On April 28, 2026, SenseTime took a significant leap forward by officially open-sourcing the SenseNova U1 series—a suite of native models that seamlessly integrate understanding and generation capabilities. Constructed upon SenseTime's proprietary NEO-Unify architecture, this groundbreaking model obviates the necessity for conventional visual encoders (VE) and variational autoencoders (VAE). Instead, it achieves a native amalgamation of multimodal comprehension, reasoning, and generation within a singular model framework. This milestone heralds a transformative shift in multimodal AI, transitioning from mere modality integration to a more profound native unification.
The SenseNova U1 series possesses the unique ability to directly model both linguistic and visual information as a cohesive entity. This enables efficient synergy between the two modalities, bolstering both understanding and generation capabilities while maintaining the semantic richness of language and the pixel-level fidelity of visuals. When it comes to logical reasoning and spatial intelligence, the model demonstrates a profound comprehension of the intricate layouts and nuanced relationships inherent in the physical world.

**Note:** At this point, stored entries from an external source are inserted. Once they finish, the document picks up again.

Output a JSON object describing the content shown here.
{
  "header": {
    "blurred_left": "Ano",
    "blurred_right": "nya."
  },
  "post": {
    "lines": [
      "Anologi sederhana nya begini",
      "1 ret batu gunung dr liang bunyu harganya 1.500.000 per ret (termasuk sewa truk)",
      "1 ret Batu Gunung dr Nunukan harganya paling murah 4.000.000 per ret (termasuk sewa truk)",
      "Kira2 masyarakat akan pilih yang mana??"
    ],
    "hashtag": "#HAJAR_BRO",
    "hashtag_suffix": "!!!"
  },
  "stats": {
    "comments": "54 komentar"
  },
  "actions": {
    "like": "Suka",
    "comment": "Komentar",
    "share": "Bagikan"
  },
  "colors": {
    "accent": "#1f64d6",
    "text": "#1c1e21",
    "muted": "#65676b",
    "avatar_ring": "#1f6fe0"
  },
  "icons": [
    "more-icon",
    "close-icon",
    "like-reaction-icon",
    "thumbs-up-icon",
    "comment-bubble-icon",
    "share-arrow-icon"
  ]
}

Looking ahead, the SenseNova U1 series holds immense potential to function as the cognitive core for robots. It could empower them with sophisticated environmental perception, logical reasoning, and precise task execution—all encapsulated within a single, closed-loop model system. The open-sourced iteration, known as SenseNova U1 Lite, represents a lightweight variant of the SenseNova U1 series. It encompasses two distinct models, each tailored to different specifications, and is now readily accessible on both GitHub and Hugging Face platforms for developers and researchers worldwide.